= Ramp-up =

Term in economics and business

Ramp-up is a term used in economics and business to describe an increase in a firm's production ahead of anticipated increases in product demand. Alternatively, ramp-up describes the period from completed initial product development to maximum capacity utilization, characterized by product and process experimentation and improvements.

Ramp-up in the first sense often occurs when a company strikes a deal with a distributor, retailer, or producer, which will substantially increase product demand. For example, in June, 2008, after launching a joint venture with Guangzhou Automobile, Toyota announced that it would "ramp up" production in China to meet expected increases in market demand by constructing a plant in Guangdong, which would produce some 120,000 additional Camry sedans. In the consumer electronics industry, manufacturers often ramp-up production in the early fall to meet demand during the holiday selling season.

As ramp-up is typical in early stages of firm or market development, the term and process is widely associated with venture capital, which seek to rapidly increase rate of return on investment, just prior to exit.
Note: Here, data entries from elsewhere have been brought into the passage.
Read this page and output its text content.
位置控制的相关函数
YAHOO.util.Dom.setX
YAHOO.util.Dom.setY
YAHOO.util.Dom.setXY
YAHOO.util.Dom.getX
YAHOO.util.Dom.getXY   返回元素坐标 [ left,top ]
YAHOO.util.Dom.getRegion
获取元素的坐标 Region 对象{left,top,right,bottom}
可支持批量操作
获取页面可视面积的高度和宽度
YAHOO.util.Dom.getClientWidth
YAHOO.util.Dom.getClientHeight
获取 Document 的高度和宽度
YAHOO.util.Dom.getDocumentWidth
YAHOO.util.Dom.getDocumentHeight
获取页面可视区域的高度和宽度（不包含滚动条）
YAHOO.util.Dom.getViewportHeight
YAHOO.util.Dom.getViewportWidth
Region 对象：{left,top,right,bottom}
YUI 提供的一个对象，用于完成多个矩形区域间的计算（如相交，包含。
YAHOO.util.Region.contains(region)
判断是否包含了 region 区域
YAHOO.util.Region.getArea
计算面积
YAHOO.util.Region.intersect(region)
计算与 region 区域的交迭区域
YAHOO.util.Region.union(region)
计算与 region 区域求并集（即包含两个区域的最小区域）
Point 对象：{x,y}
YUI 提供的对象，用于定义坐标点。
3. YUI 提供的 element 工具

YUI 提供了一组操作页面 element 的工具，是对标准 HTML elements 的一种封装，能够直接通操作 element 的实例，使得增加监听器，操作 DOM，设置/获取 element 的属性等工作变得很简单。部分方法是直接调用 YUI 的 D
For example, Wrightspeed, the producer of the X1 electric car prototype, began to seek out capital in order to hire on 50 well-trained employees in order to "ramp up" production in anticipation of sales successes.

Ramp up may also refer to how quickly dispatchable generation from power plants can increase, and ramp down by how quickly it can decrease whilst still remaining operational (not shutting down), with "ramp" being either way.